Gemma Whelan plays Yvonne. Her theatre credits include Underdog: The Other Other Brontë (National Theatre), Upstart Crow (Apollo Theatre), Pinter at the Pinter: A Slight Ache (Harold Pinter Theatre), Radiant Vermin (Soho Theatre, Tobacco Factory), As Chastity Butterworth (tour), Dark Vanilla Jungle (Supporting Wall, Pleasance Theatre Edinburgh, Soho Theatre), One Man Two Guvnors (National Theatre and Theatre Royal Haymarket), Chastity Butterworth and the Spanish Hamster (Pleasance Edinburgh), Stephen and the Sexy Patridge (Trafalgar Studios), and Red Death Lates (Punchdrunk).

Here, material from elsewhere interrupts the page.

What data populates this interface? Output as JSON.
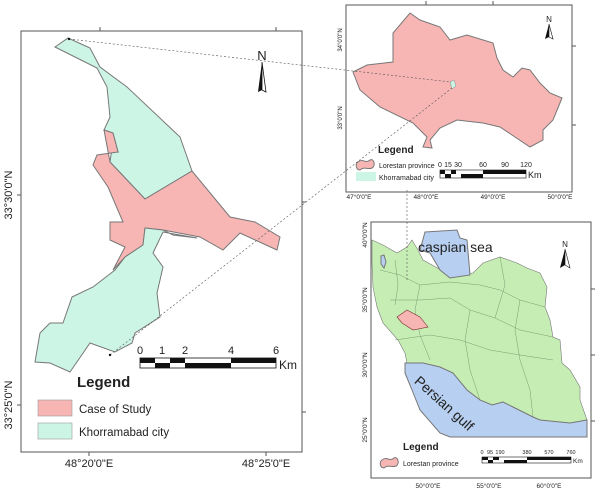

Tim Firth’s other theatre credits include Now Is Good (Chester Storyhouse, UK Theatre Nomination Best New Musical), Neville’s Island (Nottingham Playhouse and West End, Evening Standard & Olivier nomination, MEN Award), The Safari Party (Stephen Joseph, Scarborough and Hampstead), the musical Our House (West End, Olivier Award Best Musical), The Flint Street Nativity (Liverpool Playhouse) and Sign Of The Times (West End). His play Calendar Girls (Chichester Festival Theatre, West End) broke all British records for a professional and amateur play, was nominated for an Olivier and won the WhatsOnStage Best Comedy Award. Calendar Girls The Musical, co-written with Gary Barlow, opened at Leeds Opera house and transferred to the Phoenix Theatre, winning a WhatsOnStage Award and an Olivier Award nomination, and his musical The Band (Manchester Opera House, West End) won the MEN Best Musical Award.